La sclérose en plaques est une maladie imprévisible et évolutive qu’aucun traitement ne peut présentement guérir. Comme chaque cas de SEP est unique, les traitements administrés ne sont pas les mêmes d’une personne à l’autre.

Au Canada, sept traitements ont été approuvés par Santé Canada pour réduire les poussées de sclérose et leurs effets : Avonex, Betaseron, Extavia, Copaxone, Rebif, Tysabri et Gilenya. Ceux-ci peuvent être divisés en trois catégories, les immunomodulateurs, le Fingolimod et les stéroïdes.

 

Les Immunomodulateurs

Ils ont comme fonction de potentiellement ralentir la progression de la maladie en réduisant la durée et la fréquence des poussées ainsi que le nombre de lésions cérébrales qui en résultent.

Ces médicaments ne guérissent pas la maladie, ce sont plutôt des traitements préventifs qui visent à en contrôler les futurs symptômes. Ils sont surtout efficaces contre la forme récurrente de la SEP. Leur utilisation contre les formes primaires et progressives secondaire se montre toutefois moins efficace.
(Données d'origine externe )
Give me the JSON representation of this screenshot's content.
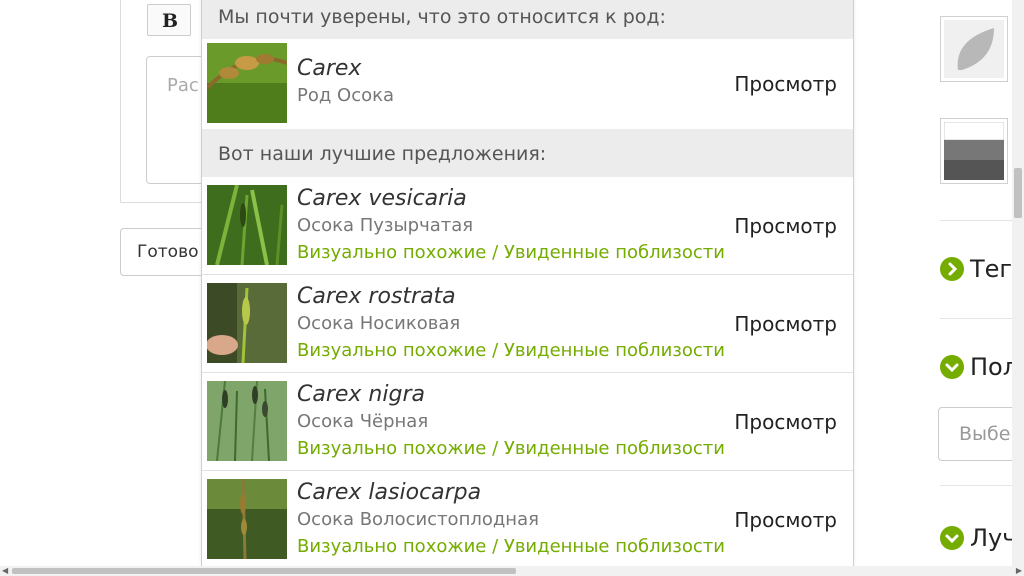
{
  "editor": {
    "bold_label": "B",
    "description_placeholder": "Рас",
    "done_label": "Готово"
  },
  "dropdown": {
    "genus_header": "Мы почти уверены, что это относится к род:",
    "genus": {
      "scientific": "Carex",
      "common": "Род Осока",
      "view": "Просмотр"
    },
    "suggestions_header": "Вот наши лучшие предложения:",
    "suggestions": [
      {
        "scientific": "Carex vesicaria",
        "common": "Осока Пузырчатая",
        "reason": "Визуально похожие / Увиденные поблизости",
        "view": "Просмотр"
      },
      {
        "scientific": "Carex rostrata",
        "common": "Осока Носиковая",
        "reason": "Визуально похожие / Увиденные поблизости",
        "view": "Просмотр"
      },
      {
        "scientific": "Carex nigra",
        "common": "Осока Чёрная",
        "reason": "Визуально похожие / Увиденные поблизости",
        "view": "Просмотр"
      },
      {
        "scientific": "Carex lasiocarpa",
        "common": "Осока Волосистоплодная",
        "reason": "Визуально похожие / Увиденные поблизости",
        "view": "Просмотр"
      }
    ]
  },
  "right_panel": {
    "items": [
      {
        "label": "Тег"
      },
      {
        "label": "Пол"
      },
      {
        "label": "Луч"
      }
    ],
    "select_placeholder": "Выбе"
  },
  "colors": {
    "accent_green": "#74ac00",
    "header_gray": "#ececec"
  }
}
Les immunomodulateurs se divisent en trois catégories.

 

  • Les interférons bêta
    • Les interférons sont des protéines du système immunitaire. Lors d’une infection par un virus, ils sont synthétisés et libérés pour empêcher les cellules virales de se multiplier. Ils permettent donc de contrôler la réponse du système immunitaire face à ces virus. Les médicaments Avonex, Betaseron, Extavia et Rebif font partie de cette catégorie.
  • L’acétate de glatiramère
    • L’acétate de glatiramère est un fragment de protéine qui vient isoler les fibres nerveuses pour améliorer la myéline, détruite par la sclérose. Elle vient transformer la réaction inflammatoire des lymphocytes T en réaction anti-inflammatoire, ce qui rend les lymphocytes moins nuisibles lorsqu’ils s’attaquent au système nerveux. Concrètement, cette protéine sert à espacer les poussées de sclérose en plaques. Le seul traitement qui l’utilise est le Copaxone.
  • Les inhibiteurs sélectifs des molécules d’adhésion
    • Les inhibiteurs sélectifs empêchent les molécules d’adhésion de traverser la barrière hématoencéphalique, c’est-à-dire qu’ils créent une barrière empêchant le système immunitaire de s’attaquer aux cellules du cerveau et de la moelle épinière et d’ainsi affecter le système nerveux. Ils permettent donc de contrôler l’inflammation et de ralentir l’invalidation des personnes touchées. Le traitement au Tysabri est le seul à utiliser ce processus.

Les stéroïdes

Les stéroïdes sont utilisés pour traiter les poussées de SEP. Ils permettent de freiner l’inflammation dans le système nerveux central et de diminuer la gravité et la durée des poussées. Il faut cependant éviter de les utiliser trop souvent ou sur une longue période puisqu’ils ont des effets négatifs sur le foie et les reins et entraînent une réduction de la densité osseuse.

Le Fingolimod

Un troisième type de traitement a été approuvé en 2010 par Santé Canada. Le fingolimod, commercialisé sous la marque Gilenya, tente de modifier l’évolution de la maladie dans le but de réduire la fréquence des poussées de SEP et la progression des symptômes existants. Il s’agit du premier médicament modulateur des récepteurs de la sphingosine-1-phosphate. En d’autres mots, ce type de remède empêche les cellules corrompues du système immunitaire d’atteindre le système nerveux, ce qui limite ses attaques sur la myéline. C’est le premier médicament à se prendre oralement.

De façon générale, toute habitude de vie saine favorise la stabilité de la maladie et le mieux-être du patient. Une alimentation équilibrée, un programme d’exercice physique régulier et des moments de détente permettent de mieux vivre avec la SEP.